Coordenador de Cardiologia no Hospital CUF Viseu
Mapeamento tridimensional do coração: do mapa das estradas ao GPS
Uma das principais (talvez a maior) inovação no tratamento das disritmias é o mapeamento eletroanatómico tridimensional. Esta técnica permite uma visualização precisa da anatomia do coração, da propagação dos impulsos elétricos e da posição intracardíaca dos cateteres usados para fazer a ablação no estudo eletrofisiológico, sem recurso a radiação, facilitando o diagnóstico e o tratamento por ablação por cateter.
Disritmias (ou arritmias) são todos os distúrbios da génese ou propagação do sinal elétrico no coração, que destabilizam o ciclo cardíaco normal de contração e relaxamento.

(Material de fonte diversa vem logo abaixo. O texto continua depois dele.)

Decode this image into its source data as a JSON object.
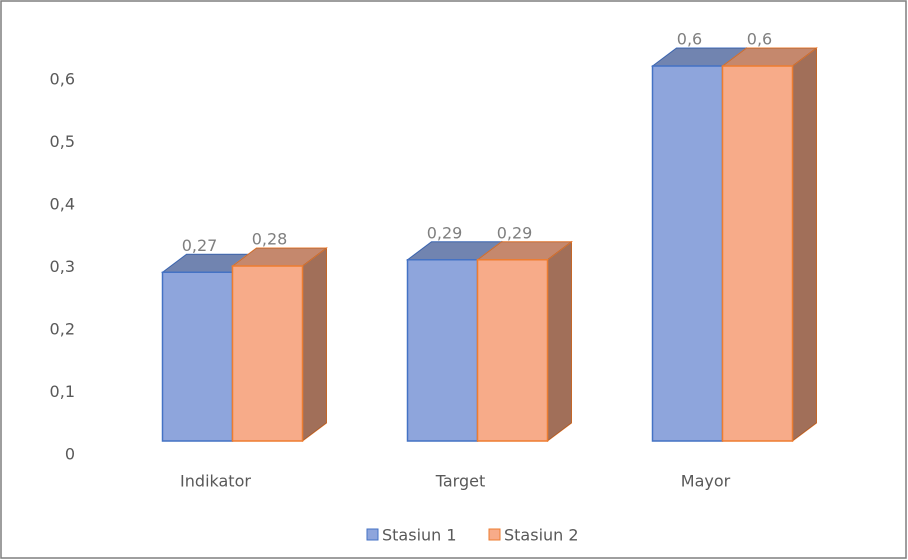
{
  "chart_data": {
    "type": "bar3d",
    "categories": [
      "Indikator",
      "Target",
      "Mayor"
    ],
    "series": [
      {
        "name": "Stasiun 1",
        "color": "#8ea5dc",
        "values": [
          0.27,
          0.29,
          0.6
        ],
        "value_labels": [
          "0,27",
          "0,29",
          "0,6"
        ]
      },
      {
        "name": "Stasiun 2",
        "color": "#f7ab89",
        "values": [
          0.28,
          0.29,
          0.6
        ],
        "value_labels": [
          "0,28",
          "0,29",
          "0,6"
        ]
      }
    ],
    "ylim": [
      0,
      0.6
    ],
    "yticks": [
      0,
      {
        "value": 0.1,
        "label": "0,1"
      },
      {
        "value": 0.2,
        "label": "0,2"
      },
      {
        "value": 0.3,
        "label": "0,3"
      },
      {
        "value": 0.4,
        "label": "0,4"
      },
      {
        "value": 0.5,
        "label": "0,5"
      },
      {
        "value": 0.6,
        "label": "0,6"
      }
    ],
    "grid": false,
    "legend": "bottom"
  }
}
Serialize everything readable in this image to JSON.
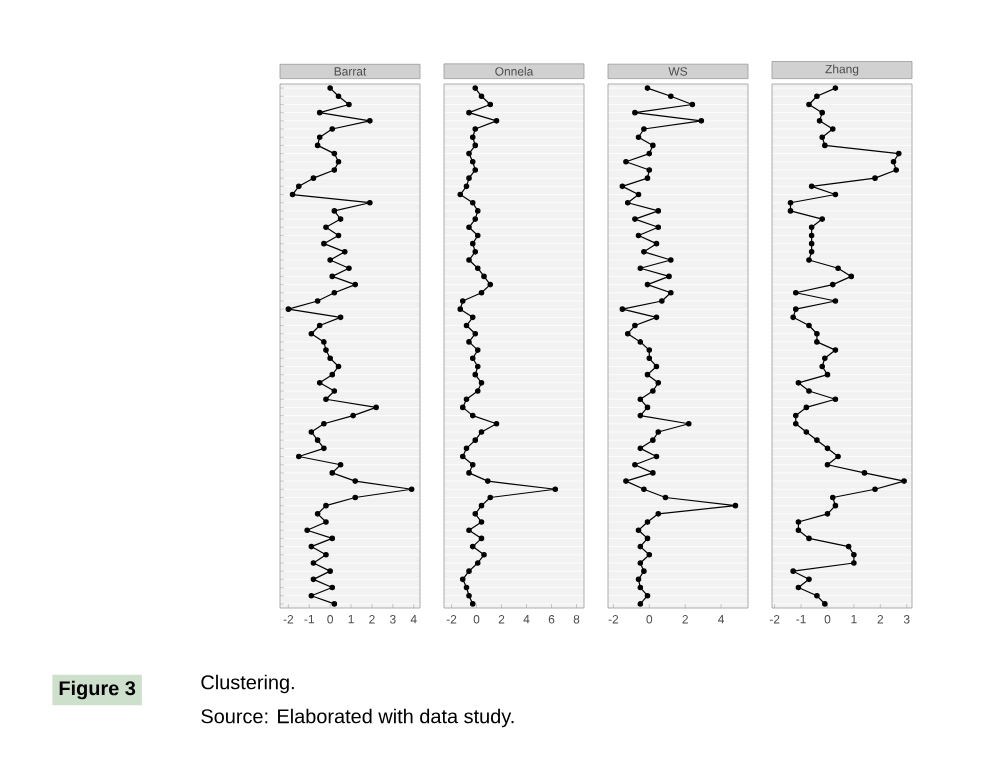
{
  "chart_data": [
    {
      "type": "line",
      "orientation": "horizontal",
      "title": "Barrat",
      "categories": [
        null,
        null,
        null,
        null,
        null,
        null,
        null,
        null,
        null,
        null,
        null,
        null,
        null,
        null,
        null,
        null,
        null,
        null,
        null,
        null,
        null,
        null,
        null,
        null,
        null,
        null,
        null,
        null,
        null,
        null,
        null,
        null,
        null,
        null,
        null,
        null,
        null,
        null,
        null,
        null,
        null,
        null,
        null,
        null,
        null,
        null,
        null,
        null,
        null,
        null,
        null,
        null,
        null,
        null,
        null,
        null,
        null,
        null,
        null,
        null,
        null,
        null,
        null,
        null
      ],
      "series": [
        {
          "color": "#000000",
          "values": [
            0,
            0.4,
            0.9,
            -0.5,
            1.9,
            0.1,
            -0.5,
            -0.6,
            0.2,
            0.4,
            0.2,
            -0.8,
            -1.5,
            -1.8,
            1.9,
            0.2,
            0.5,
            -0.2,
            0.4,
            -0.3,
            0.7,
            0,
            0.9,
            0.1,
            1.2,
            0.2,
            -0.6,
            -2,
            0.5,
            -0.5,
            -0.9,
            -0.3,
            -0.2,
            0,
            0.4,
            0.1,
            -0.5,
            0.2,
            -0.2,
            2.2,
            1.1,
            -0.3,
            -0.9,
            -0.6,
            -0.3,
            -1.5,
            0.5,
            0.1,
            1.2,
            3.9,
            1.2,
            -0.2,
            -0.6,
            -0.2,
            -1.1,
            0.1,
            -0.9,
            -0.2,
            -0.8,
            0,
            -0.8,
            0.1,
            -0.9,
            0.2
          ]
        }
      ],
      "xlim": [
        -2.4,
        4.3
      ],
      "xticks": [
        -2,
        -1,
        0,
        1,
        2,
        3,
        4
      ],
      "grid": "y",
      "marker": "circle",
      "line_style": "solid"
    },
    {
      "type": "line",
      "orientation": "horizontal",
      "title": "Onnela",
      "categories": [
        null,
        null,
        null,
        null,
        null,
        null,
        null,
        null,
        null,
        null,
        null,
        null,
        null,
        null,
        null,
        null,
        null,
        null,
        null,
        null,
        null,
        null,
        null,
        null,
        null,
        null,
        null,
        null,
        null,
        null,
        null,
        null,
        null,
        null,
        null,
        null,
        null,
        null,
        null,
        null,
        null,
        null,
        null,
        null,
        null,
        null,
        null,
        null,
        null,
        null,
        null,
        null,
        null,
        null,
        null,
        null,
        null,
        null,
        null,
        null,
        null,
        null,
        null,
        null
      ],
      "series": [
        {
          "color": "#000000",
          "values": [
            -0.1,
            0.4,
            1.1,
            -0.6,
            1.6,
            -0.1,
            -0.3,
            -0.1,
            -0.6,
            -0.3,
            -0.1,
            -0.6,
            -0.8,
            -1.3,
            -0.3,
            0.1,
            -0.1,
            -0.6,
            0.1,
            -0.3,
            -0.1,
            -0.6,
            0.1,
            0.6,
            1.1,
            0.4,
            -1.1,
            -1.3,
            -0.3,
            -0.8,
            -0.1,
            -0.6,
            0.1,
            -0.3,
            0.1,
            -0.1,
            0.4,
            0.1,
            -0.8,
            -1.1,
            -0.3,
            1.6,
            0.4,
            -0.1,
            -0.8,
            -1.1,
            -0.3,
            -0.6,
            0.9,
            6.3,
            1.1,
            0.4,
            -0.1,
            0.4,
            -0.6,
            0.4,
            -0.3,
            0.6,
            0.1,
            -0.6,
            -1.1,
            -0.8,
            -0.6,
            -0.3
          ]
        }
      ],
      "xlim": [
        -2.6,
        8.6
      ],
      "xticks": [
        -2,
        0,
        2,
        4,
        6,
        8
      ],
      "grid": "y",
      "marker": "circle",
      "line_style": "solid"
    },
    {
      "type": "line",
      "orientation": "horizontal",
      "title": "WS",
      "categories": [
        null,
        null,
        null,
        null,
        null,
        null,
        null,
        null,
        null,
        null,
        null,
        null,
        null,
        null,
        null,
        null,
        null,
        null,
        null,
        null,
        null,
        null,
        null,
        null,
        null,
        null,
        null,
        null,
        null,
        null,
        null,
        null,
        null,
        null,
        null,
        null,
        null,
        null,
        null,
        null,
        null,
        null,
        null,
        null,
        null,
        null,
        null,
        null,
        null,
        null,
        null,
        null,
        null,
        null,
        null,
        null,
        null,
        null,
        null,
        null,
        null,
        null,
        null,
        null
      ],
      "series": [
        {
          "color": "#000000",
          "values": [
            -0.1,
            1.2,
            2.4,
            -0.8,
            2.9,
            -0.3,
            -0.6,
            0.2,
            0,
            -1.3,
            0,
            -0.1,
            -1.5,
            -0.6,
            -1.2,
            0.5,
            -0.8,
            0.5,
            -0.6,
            0.4,
            -0.3,
            1.2,
            -0.5,
            1.1,
            -0.1,
            1.2,
            0.7,
            -1.5,
            0.4,
            -0.8,
            -1.2,
            -0.5,
            0,
            0,
            0.4,
            -0.1,
            0.5,
            0.2,
            -0.5,
            -0.1,
            -0.5,
            2.2,
            0.5,
            0.2,
            -0.5,
            0.4,
            -0.8,
            0.2,
            -1.3,
            -0.3,
            0.9,
            4.8,
            0.5,
            -0.1,
            -0.6,
            -0.1,
            -0.5,
            0,
            -0.5,
            -0.3,
            -0.6,
            -0.5,
            -0.1,
            -0.5
          ]
        }
      ],
      "xlim": [
        -2.3,
        5.5
      ],
      "xticks": [
        -2,
        0,
        2,
        4
      ],
      "grid": "y",
      "marker": "circle",
      "line_style": "solid"
    },
    {
      "type": "line",
      "orientation": "horizontal",
      "title": "Zhang",
      "categories": [
        null,
        null,
        null,
        null,
        null,
        null,
        null,
        null,
        null,
        null,
        null,
        null,
        null,
        null,
        null,
        null,
        null,
        null,
        null,
        null,
        null,
        null,
        null,
        null,
        null,
        null,
        null,
        null,
        null,
        null,
        null,
        null,
        null,
        null,
        null,
        null,
        null,
        null,
        null,
        null,
        null,
        null,
        null,
        null,
        null,
        null,
        null,
        null,
        null,
        null,
        null,
        null,
        null,
        null,
        null,
        null,
        null,
        null,
        null,
        null,
        null,
        null,
        null,
        null
      ],
      "series": [
        {
          "color": "#000000",
          "values": [
            0.3,
            -0.4,
            -0.7,
            -0.2,
            -0.3,
            0.2,
            -0.2,
            -0.1,
            2.7,
            2.5,
            2.6,
            1.8,
            -0.6,
            0.3,
            -1.4,
            -1.4,
            -0.2,
            -0.6,
            -0.6,
            -0.6,
            -0.6,
            -0.7,
            0.4,
            0.9,
            0.2,
            -1.2,
            0.3,
            -1.2,
            -1.3,
            -0.7,
            -0.4,
            -0.4,
            0.3,
            -0.1,
            -0.2,
            0,
            -1.1,
            -0.7,
            0.3,
            -0.8,
            -1.2,
            -1.2,
            -0.8,
            -0.4,
            0,
            0.4,
            0,
            1.4,
            2.9,
            1.8,
            0.2,
            0.3,
            0,
            -1.1,
            -1.1,
            -0.7,
            0.8,
            1,
            1,
            -1.3,
            -0.7,
            -1.1,
            -0.4,
            -0.1
          ]
        }
      ],
      "xlim": [
        -2.1,
        3.2
      ],
      "xticks": [
        -2,
        -1,
        0,
        1,
        2,
        3
      ],
      "grid": "y",
      "marker": "circle",
      "line_style": "solid"
    },
    {
      "type": "other",
      "annotations": [
        "Figure 3",
        "Clustering.",
        "Source: Elaborated with data study."
      ]
    }
  ]
}
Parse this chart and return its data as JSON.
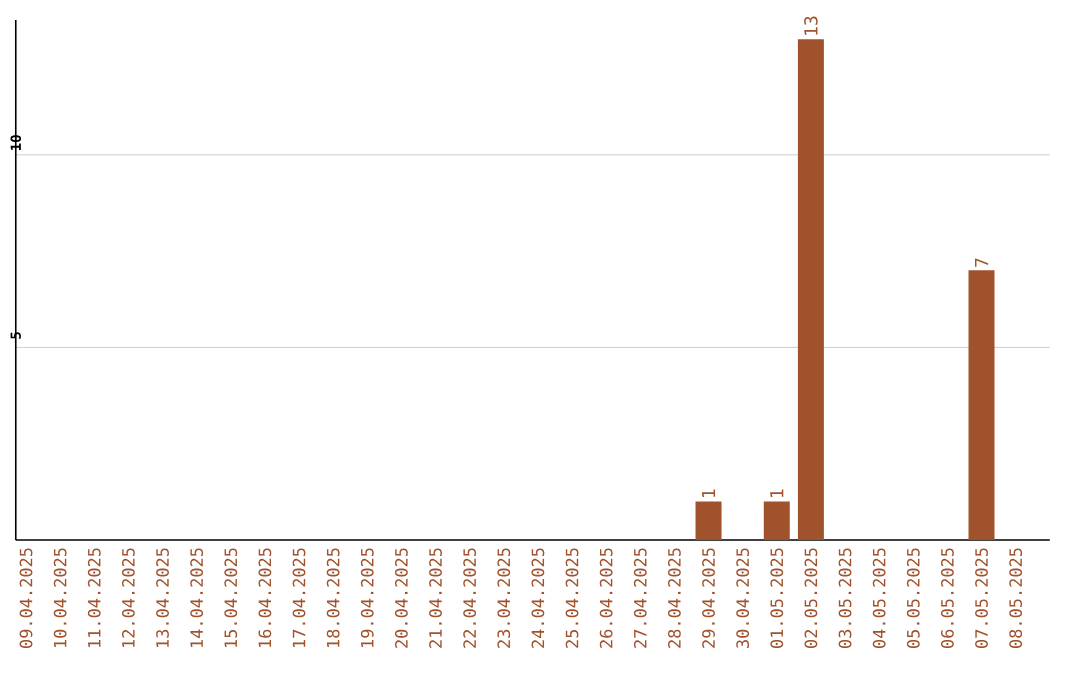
{
  "chart_data": {
    "type": "bar",
    "categories": [
      "09.04.2025",
      "10.04.2025",
      "11.04.2025",
      "12.04.2025",
      "13.04.2025",
      "14.04.2025",
      "15.04.2025",
      "16.04.2025",
      "17.04.2025",
      "18.04.2025",
      "19.04.2025",
      "20.04.2025",
      "21.04.2025",
      "22.04.2025",
      "23.04.2025",
      "24.04.2025",
      "25.04.2025",
      "26.04.2025",
      "27.04.2025",
      "28.04.2025",
      "29.04.2025",
      "30.04.2025",
      "01.05.2025",
      "02.05.2025",
      "03.05.2025",
      "04.05.2025",
      "05.05.2025",
      "06.05.2025",
      "07.05.2025",
      "08.05.2025"
    ],
    "values": [
      0,
      0,
      0,
      0,
      0,
      0,
      0,
      0,
      0,
      0,
      0,
      0,
      0,
      0,
      0,
      0,
      0,
      0,
      0,
      0,
      1,
      0,
      1,
      13,
      0,
      0,
      0,
      0,
      7,
      0
    ],
    "value_labels": [
      null,
      null,
      null,
      null,
      null,
      null,
      null,
      null,
      null,
      null,
      null,
      null,
      null,
      null,
      null,
      null,
      null,
      null,
      null,
      null,
      "1",
      null,
      "1",
      "13",
      null,
      null,
      null,
      null,
      "7",
      null
    ],
    "color": "#a0522d",
    "ylim": [
      0,
      13.5
    ],
    "yticks": [
      5,
      10
    ],
    "grid": "y"
  }
}
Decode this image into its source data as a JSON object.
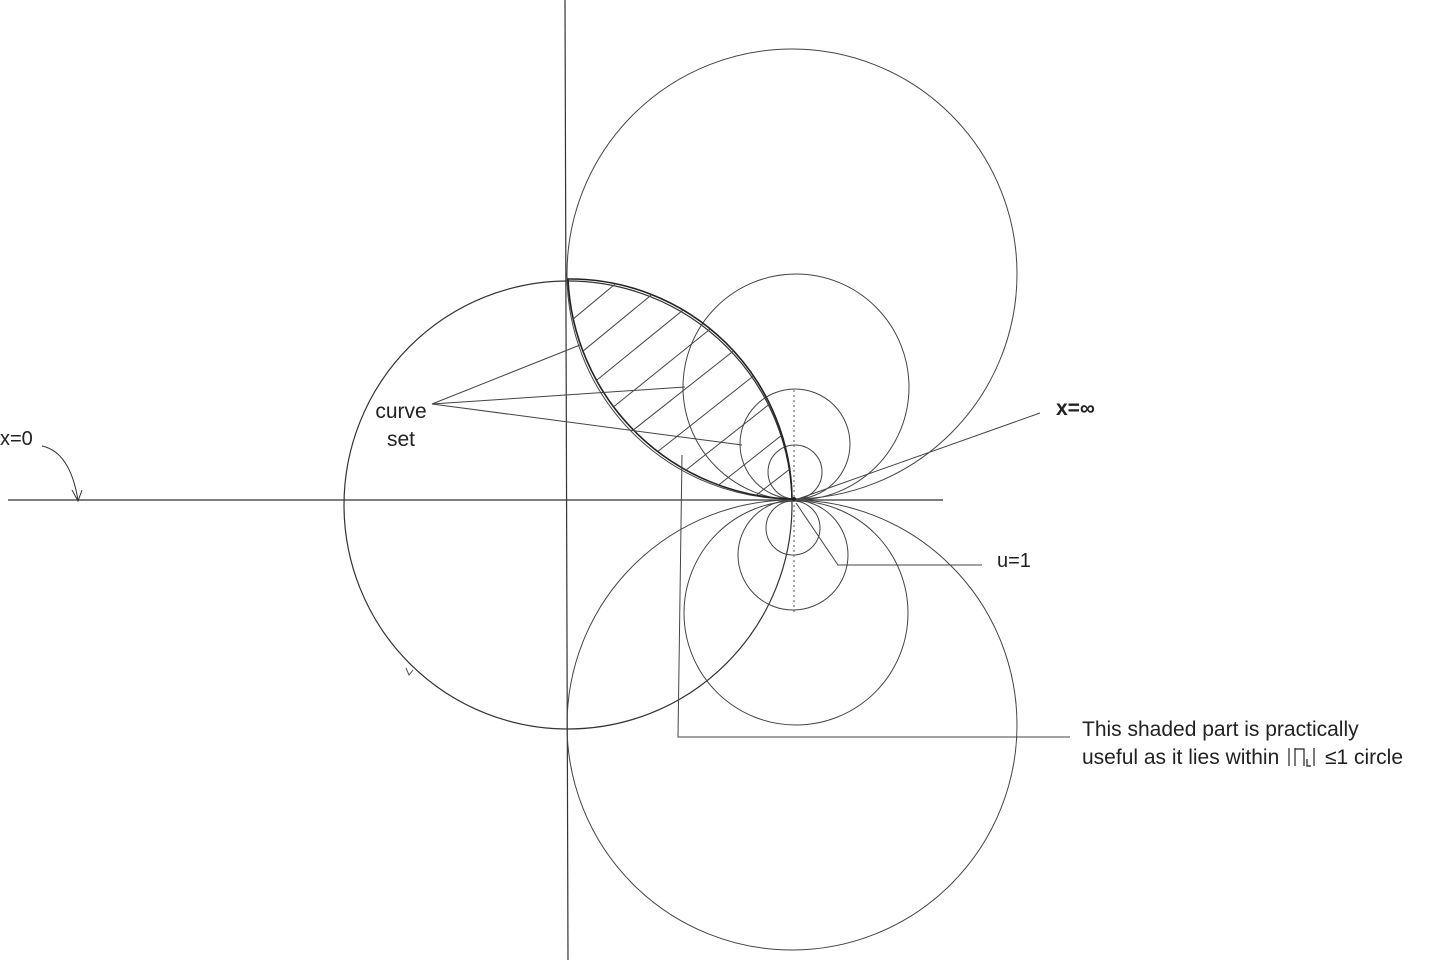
{
  "labels": {
    "x_zero": "x=0",
    "curve_set_line1": "curve",
    "curve_set_line2": "set",
    "x_infinity": "x=∞",
    "u_one": "u=1",
    "shaded_note_line1": "This shaded part is practically",
    "shaded_note_line2_prefix": "useful as it lies within",
    "shaded_note_line2_suffix": "≤1 circle"
  },
  "colors": {
    "line": "#333333",
    "thin_line": "#555555",
    "text": "#222222",
    "background": "#ffffff"
  }
}
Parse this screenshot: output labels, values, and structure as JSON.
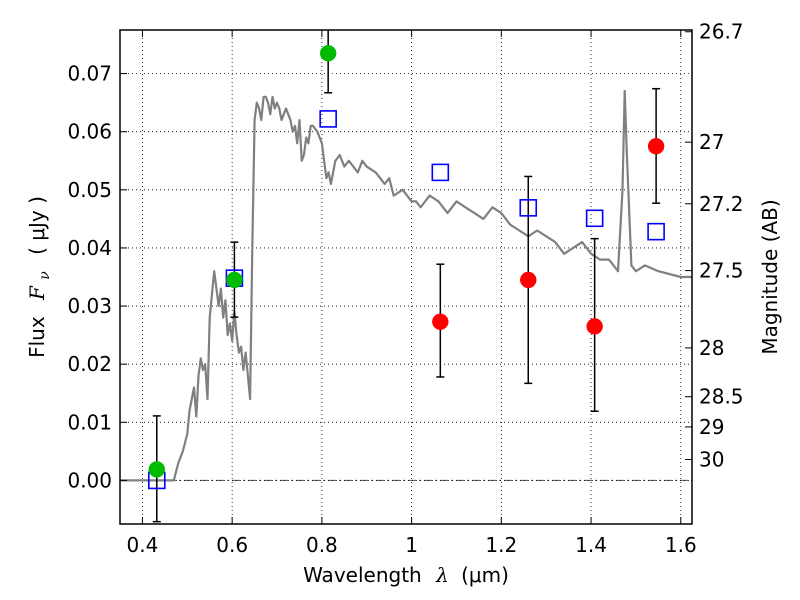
{
  "chart_data": {
    "type": "scatter",
    "xlabel": "Wavelength  λ (μm)",
    "xlabel_parts": {
      "text": "Wavelength",
      "symbol": "λ",
      "unit": "(μm)"
    },
    "ylabel": "Flux  Fν  ( μJy )",
    "ylabel_parts": {
      "text": "Flux",
      "symbol": "F",
      "subscript": "ν",
      "unit": "( μJy )"
    },
    "y2label": "Magnitude (AB)",
    "xlim": [
      0.35,
      1.625
    ],
    "ylim": [
      -0.0075,
      0.0775
    ],
    "grid": true,
    "xticks": [
      {
        "value": 0.4,
        "label": "0.4"
      },
      {
        "value": 0.6,
        "label": "0.6"
      },
      {
        "value": 0.8,
        "label": "0.8"
      },
      {
        "value": 1.0,
        "label": "1"
      },
      {
        "value": 1.2,
        "label": "1.2"
      },
      {
        "value": 1.4,
        "label": "1.4"
      },
      {
        "value": 1.6,
        "label": "1.6"
      }
    ],
    "yticks": [
      {
        "value": 0.0,
        "label": "0.00"
      },
      {
        "value": 0.01,
        "label": "0.01"
      },
      {
        "value": 0.02,
        "label": "0.02"
      },
      {
        "value": 0.03,
        "label": "0.03"
      },
      {
        "value": 0.04,
        "label": "0.04"
      },
      {
        "value": 0.05,
        "label": "0.05"
      },
      {
        "value": 0.06,
        "label": "0.06"
      },
      {
        "value": 0.07,
        "label": "0.07"
      }
    ],
    "y2ticks": [
      {
        "flux": 0.0772,
        "label": "26.7"
      },
      {
        "flux": 0.0582,
        "label": "27"
      },
      {
        "flux": 0.0476,
        "label": "27.2"
      },
      {
        "flux": 0.0361,
        "label": "27.5"
      },
      {
        "flux": 0.0228,
        "label": "28"
      },
      {
        "flux": 0.0144,
        "label": "28.5"
      },
      {
        "flux": 0.0092,
        "label": "29"
      },
      {
        "flux": 0.0036,
        "label": "30"
      }
    ],
    "series": [
      {
        "name": "template spectrum",
        "kind": "line",
        "color": "#808080",
        "x": [
          0.35,
          0.47,
          0.48,
          0.49,
          0.5,
          0.505,
          0.51,
          0.515,
          0.52,
          0.525,
          0.53,
          0.535,
          0.54,
          0.545,
          0.55,
          0.56,
          0.57,
          0.575,
          0.58,
          0.585,
          0.59,
          0.595,
          0.6,
          0.605,
          0.61,
          0.615,
          0.62,
          0.625,
          0.63,
          0.635,
          0.64,
          0.645,
          0.65,
          0.655,
          0.66,
          0.665,
          0.67,
          0.675,
          0.68,
          0.685,
          0.69,
          0.695,
          0.7,
          0.705,
          0.71,
          0.715,
          0.72,
          0.725,
          0.73,
          0.735,
          0.74,
          0.745,
          0.75,
          0.755,
          0.76,
          0.765,
          0.77,
          0.775,
          0.78,
          0.79,
          0.8,
          0.805,
          0.81,
          0.815,
          0.82,
          0.83,
          0.84,
          0.85,
          0.86,
          0.87,
          0.88,
          0.89,
          0.9,
          0.92,
          0.94,
          0.95,
          0.96,
          0.98,
          1.0,
          1.01,
          1.02,
          1.04,
          1.06,
          1.08,
          1.1,
          1.12,
          1.14,
          1.16,
          1.18,
          1.2,
          1.22,
          1.24,
          1.26,
          1.28,
          1.3,
          1.32,
          1.34,
          1.36,
          1.38,
          1.4,
          1.42,
          1.44,
          1.46,
          1.47,
          1.475,
          1.48,
          1.49,
          1.5,
          1.52,
          1.55,
          1.6,
          1.625
        ],
        "y": [
          0.0,
          0.0,
          0.003,
          0.005,
          0.008,
          0.012,
          0.014,
          0.016,
          0.011,
          0.018,
          0.021,
          0.019,
          0.02,
          0.014,
          0.028,
          0.036,
          0.03,
          0.033,
          0.028,
          0.031,
          0.025,
          0.027,
          0.024,
          0.029,
          0.025,
          0.022,
          0.023,
          0.019,
          0.022,
          0.018,
          0.014,
          0.04,
          0.062,
          0.065,
          0.064,
          0.062,
          0.066,
          0.066,
          0.065,
          0.063,
          0.066,
          0.064,
          0.065,
          0.064,
          0.062,
          0.063,
          0.064,
          0.063,
          0.062,
          0.06,
          0.061,
          0.058,
          0.062,
          0.055,
          0.056,
          0.059,
          0.058,
          0.061,
          0.061,
          0.06,
          0.058,
          0.055,
          0.052,
          0.053,
          0.051,
          0.055,
          0.056,
          0.054,
          0.055,
          0.054,
          0.053,
          0.055,
          0.054,
          0.053,
          0.051,
          0.052,
          0.049,
          0.05,
          0.048,
          0.048,
          0.047,
          0.049,
          0.048,
          0.046,
          0.048,
          0.047,
          0.046,
          0.045,
          0.047,
          0.046,
          0.044,
          0.043,
          0.042,
          0.043,
          0.042,
          0.041,
          0.039,
          0.04,
          0.041,
          0.039,
          0.038,
          0.038,
          0.036,
          0.05,
          0.067,
          0.056,
          0.037,
          0.036,
          0.037,
          0.036,
          0.035,
          0.035
        ]
      },
      {
        "name": "measured (green)",
        "kind": "points",
        "color": "#00bb00",
        "x": [
          0.432,
          0.605,
          0.814
        ],
        "y": [
          0.0019,
          0.0345,
          0.0735
        ],
        "yerr_low": [
          -0.0071,
          0.0281,
          0.0667
        ],
        "yerr_high": [
          0.0111,
          0.041,
          0.078
        ]
      },
      {
        "name": "measured (red)",
        "kind": "points",
        "color": "#ff0000",
        "x": [
          1.064,
          1.26,
          1.408,
          1.545
        ],
        "y": [
          0.0273,
          0.0345,
          0.0265,
          0.0575
        ],
        "yerr_low": [
          0.0178,
          0.0167,
          0.0119,
          0.0477
        ],
        "yerr_high": [
          0.0372,
          0.0523,
          0.0416,
          0.0674
        ]
      },
      {
        "name": "model photometry",
        "kind": "open-squares",
        "color": "#0000ff",
        "x": [
          0.432,
          0.605,
          0.814,
          1.064,
          1.26,
          1.408,
          1.545
        ],
        "y": [
          0.0,
          0.0348,
          0.0622,
          0.053,
          0.0469,
          0.0451,
          0.0428
        ]
      }
    ]
  }
}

As pessoas que sofrem de disritmias podem sofrer alterações agudas ou crónicas na qualidade e/ou quantidade de sangue propulsionada por minuto pelo coração. Isto provoca tonturas, cansaço, palpitações, desmaio ou mesmo morte súbita.
O coração que apresenta disritmias pode ter um funcionamento mais lento (bradicardia), que, se for irreversível, leva à necessidade de implantação de um marcapasso (pacemaker) definitivo.
Por outro lado, o pulso mais acelerado ou mais rápido (taquicardia) inclui formas mais benignas (como as extrassístoles) ou mais preocupantes (como a fibrilhação auricular ou taquicardia ventricular), que podem comprometer seriamente o funcionamento do coração e causar risco de vida. As taquicardias podem ser tratadas com medicação ou através de intervenção cardíaca estrutural por cateter.
Em causa estão estudos eletrofisiológicos, que são realizados no bloco operatório, muitos sob anestesia geral, sendo os cateteres introduzidos através de uma pequena punção venosa na virilha. Os movimentos milimétricos e precisos dos cateteres dentro do coração são controlados manualmente pelo cardiologista eletrofisiologista, e o principal objetivo é compreender o circuito da taquicardia. Uma vez localizado este circuito anómalo, a aplicação controlada de energia na ponta do cateter consegue interromper e tratar a arritmia, muitas vezes conseguindo até a cura.
Tradicionalmente, a exploração e navegação intracardíaca dos cateteres era feita pelo médico, com aparelhos de radiologia de tempo real e pela interpretação dos sinais colhidos pela ponta do cateter num dispositivo chamado polígrafo. Este método mais convencional é muito demorado, menos seguro e menos eficaz.
Uma das principais (talvez a maior) inovação no tratamento das disritmias é o mapeamento eletroanatómico tridimensional. Esta técnica permite uma visualização precisa da anatomia do coração, da propagação dos impulsos elétricos e da posição intracardíaca dos cateteres usados para fazer a ablação no estudo eletrofisiológico, sem recurso a radiação, facilitando o diagnóstico e o tratamento por ablação por cateter.
Um dos médicos brilhantes que abriu o caminho para a cardiologia como especialidade médica autónoma chamava-se Willem Einthoven. Em 1895 inventou a primeira máquina capaz de fazer electrocardiograma (ECG), pela qual recebeu o prémio Nobel da Medicina em 1924.
Imagine que desejava por curiosidade científica conhecer ao vivo a invenção de Einthoven, sabendo que ela está exposta nos Países Baixos. A electrofisiologia convencional é o turista que usa um mapa das estradas em papel da Europa quando decide viajar de Viseu aos Países Baixos, procurando a localidade de Leiden e depois ir perguntando a locais onde encontra o “National Museum Boerhaave”, onde está o primeiro eletrocardiógrafo feito pelo homem. Agora imagine fazer a mesma viagem colocando no GPS do telemóvel 5G a morada do referido museu: “Lange St. Agnietenstraat 10 2312 WC Leiden”. Essa é a diferença que o mapeamento tridimensional acrescenta aos que se aventuram a restaurar o ritmo sinusal normal em todos os doentes.